Paula McGee

Personal information
- Born: December 1, 1962 (age 63) Flint, Michigan, U.S.
- Listed height: 6 ft 3 in (1.91 m)

Career information
- High school: Flint Northern (Flint, Michigan)
- College: USC (1980–1984)
- Playing career: 1984–1992
- Position: Forward
- Number: 11

Career history
- 1984: Dallas Diamonds

Career highlights
- WABA champion (1984); 2× NCAA champion (1983, 1984); 4× All-WCAA First Team (1981–1984); No. 11 retired by USC Trojans;

= Paula McGee =

American preacher, writer and basketball player

Paula McGee (born December 1, 1962) is an American preacher, writer, inspirational speaker and former basketball player. She played college basketball for the University of Southern California where she won the NCAA championship in 1983 and 1984. Paula is the twin sister of former WNBA player and Olympic gold medalist Pamela McGee.

==College career==
McGee joined USC in 1980 and averaged 20.0 points and 9.0 rebounds per game as a freshman.
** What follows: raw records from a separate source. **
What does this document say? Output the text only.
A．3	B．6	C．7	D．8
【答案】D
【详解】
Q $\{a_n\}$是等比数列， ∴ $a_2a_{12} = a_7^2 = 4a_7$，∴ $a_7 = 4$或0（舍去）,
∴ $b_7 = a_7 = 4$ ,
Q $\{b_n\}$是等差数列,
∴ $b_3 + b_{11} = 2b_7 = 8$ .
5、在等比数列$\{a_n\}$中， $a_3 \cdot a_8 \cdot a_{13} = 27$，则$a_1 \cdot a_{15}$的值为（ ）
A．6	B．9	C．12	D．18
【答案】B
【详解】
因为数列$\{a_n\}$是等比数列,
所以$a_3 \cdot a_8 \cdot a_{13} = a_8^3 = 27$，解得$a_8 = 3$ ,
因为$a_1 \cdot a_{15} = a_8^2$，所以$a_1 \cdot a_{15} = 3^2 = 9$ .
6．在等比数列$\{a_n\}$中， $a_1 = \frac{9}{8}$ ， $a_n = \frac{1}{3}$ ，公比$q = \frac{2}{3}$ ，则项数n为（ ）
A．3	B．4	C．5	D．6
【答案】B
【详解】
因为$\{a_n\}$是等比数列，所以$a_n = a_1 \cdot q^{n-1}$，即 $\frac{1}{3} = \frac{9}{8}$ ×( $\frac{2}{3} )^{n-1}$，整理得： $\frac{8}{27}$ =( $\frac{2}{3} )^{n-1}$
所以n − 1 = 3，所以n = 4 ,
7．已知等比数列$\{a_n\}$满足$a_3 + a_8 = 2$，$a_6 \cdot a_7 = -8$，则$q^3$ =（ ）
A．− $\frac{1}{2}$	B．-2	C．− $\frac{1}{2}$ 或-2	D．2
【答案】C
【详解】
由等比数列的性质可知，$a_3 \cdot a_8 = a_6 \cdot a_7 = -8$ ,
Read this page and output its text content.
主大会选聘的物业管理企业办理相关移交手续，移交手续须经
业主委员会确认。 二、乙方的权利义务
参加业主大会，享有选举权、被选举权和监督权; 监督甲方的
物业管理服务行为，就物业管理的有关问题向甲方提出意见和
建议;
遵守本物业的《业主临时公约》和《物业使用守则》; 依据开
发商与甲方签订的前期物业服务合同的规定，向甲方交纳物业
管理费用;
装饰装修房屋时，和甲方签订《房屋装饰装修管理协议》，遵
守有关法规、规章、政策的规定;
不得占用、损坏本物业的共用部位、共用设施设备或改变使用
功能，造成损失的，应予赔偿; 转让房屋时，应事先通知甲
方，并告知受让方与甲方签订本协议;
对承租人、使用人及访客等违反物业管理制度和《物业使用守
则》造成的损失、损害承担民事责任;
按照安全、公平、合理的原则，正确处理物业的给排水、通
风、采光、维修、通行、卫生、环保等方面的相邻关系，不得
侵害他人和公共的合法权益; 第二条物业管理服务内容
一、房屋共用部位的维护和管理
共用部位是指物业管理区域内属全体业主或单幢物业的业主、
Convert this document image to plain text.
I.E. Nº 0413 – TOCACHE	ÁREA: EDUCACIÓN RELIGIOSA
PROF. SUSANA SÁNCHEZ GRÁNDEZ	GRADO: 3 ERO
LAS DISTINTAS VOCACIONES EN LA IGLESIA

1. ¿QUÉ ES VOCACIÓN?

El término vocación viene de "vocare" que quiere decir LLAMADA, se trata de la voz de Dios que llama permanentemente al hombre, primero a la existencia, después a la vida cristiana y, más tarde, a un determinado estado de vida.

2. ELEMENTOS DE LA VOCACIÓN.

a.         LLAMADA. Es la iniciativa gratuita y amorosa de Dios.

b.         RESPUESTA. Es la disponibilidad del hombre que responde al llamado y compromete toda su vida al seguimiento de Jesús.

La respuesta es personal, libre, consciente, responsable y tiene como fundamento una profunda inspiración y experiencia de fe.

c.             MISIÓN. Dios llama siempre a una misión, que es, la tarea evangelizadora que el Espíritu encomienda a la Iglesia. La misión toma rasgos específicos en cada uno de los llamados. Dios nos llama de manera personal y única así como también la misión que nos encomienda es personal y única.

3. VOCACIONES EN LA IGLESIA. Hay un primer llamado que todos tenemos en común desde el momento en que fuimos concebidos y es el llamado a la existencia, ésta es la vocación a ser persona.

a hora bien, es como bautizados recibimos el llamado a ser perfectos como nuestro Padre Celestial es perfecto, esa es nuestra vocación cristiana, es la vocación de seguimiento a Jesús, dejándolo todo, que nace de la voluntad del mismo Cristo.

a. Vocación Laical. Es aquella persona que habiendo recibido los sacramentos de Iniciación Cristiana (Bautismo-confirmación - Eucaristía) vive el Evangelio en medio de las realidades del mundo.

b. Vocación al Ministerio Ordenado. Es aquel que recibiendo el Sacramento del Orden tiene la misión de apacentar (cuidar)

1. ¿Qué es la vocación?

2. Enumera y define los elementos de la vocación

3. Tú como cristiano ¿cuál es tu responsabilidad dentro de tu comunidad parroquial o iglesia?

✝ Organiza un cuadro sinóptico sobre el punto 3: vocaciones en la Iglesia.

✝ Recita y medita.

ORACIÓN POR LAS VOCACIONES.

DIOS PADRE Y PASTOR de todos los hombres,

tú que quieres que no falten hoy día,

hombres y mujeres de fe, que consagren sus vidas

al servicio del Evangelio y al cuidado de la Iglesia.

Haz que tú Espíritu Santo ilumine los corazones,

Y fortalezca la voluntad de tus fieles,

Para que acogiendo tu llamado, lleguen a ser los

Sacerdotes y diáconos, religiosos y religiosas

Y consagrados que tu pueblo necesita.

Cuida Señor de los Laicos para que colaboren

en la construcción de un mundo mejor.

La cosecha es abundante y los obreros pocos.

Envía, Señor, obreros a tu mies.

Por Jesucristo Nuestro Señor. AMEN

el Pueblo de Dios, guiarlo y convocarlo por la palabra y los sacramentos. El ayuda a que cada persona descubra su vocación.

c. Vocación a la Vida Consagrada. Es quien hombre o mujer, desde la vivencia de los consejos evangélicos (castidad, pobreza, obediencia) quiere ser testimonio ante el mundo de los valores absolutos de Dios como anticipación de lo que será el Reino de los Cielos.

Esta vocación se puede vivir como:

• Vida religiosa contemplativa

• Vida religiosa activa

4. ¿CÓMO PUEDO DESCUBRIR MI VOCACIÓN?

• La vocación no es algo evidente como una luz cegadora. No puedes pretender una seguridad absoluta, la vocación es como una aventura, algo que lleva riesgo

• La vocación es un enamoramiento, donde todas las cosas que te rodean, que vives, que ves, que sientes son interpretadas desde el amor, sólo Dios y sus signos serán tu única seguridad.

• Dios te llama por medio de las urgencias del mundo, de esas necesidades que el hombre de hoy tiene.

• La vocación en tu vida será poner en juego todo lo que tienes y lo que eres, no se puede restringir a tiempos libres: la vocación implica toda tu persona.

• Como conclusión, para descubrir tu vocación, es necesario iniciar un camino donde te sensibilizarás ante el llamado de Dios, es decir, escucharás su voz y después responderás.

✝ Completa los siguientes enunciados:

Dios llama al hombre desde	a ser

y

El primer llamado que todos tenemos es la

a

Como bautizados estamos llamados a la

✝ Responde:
She was a 1982 WBCA All-American, 1983 Kodak All-American, 1983 and 1984 NCAA Final Four All-Tournament Team and a four-time WCAA First Team All-Conference.

==Professional career==
McGee started her professional career in 1984, when she and her sister played together for the Dallas Diamonds in the Women's American Basketball Association. She went on to play professionally until 1992.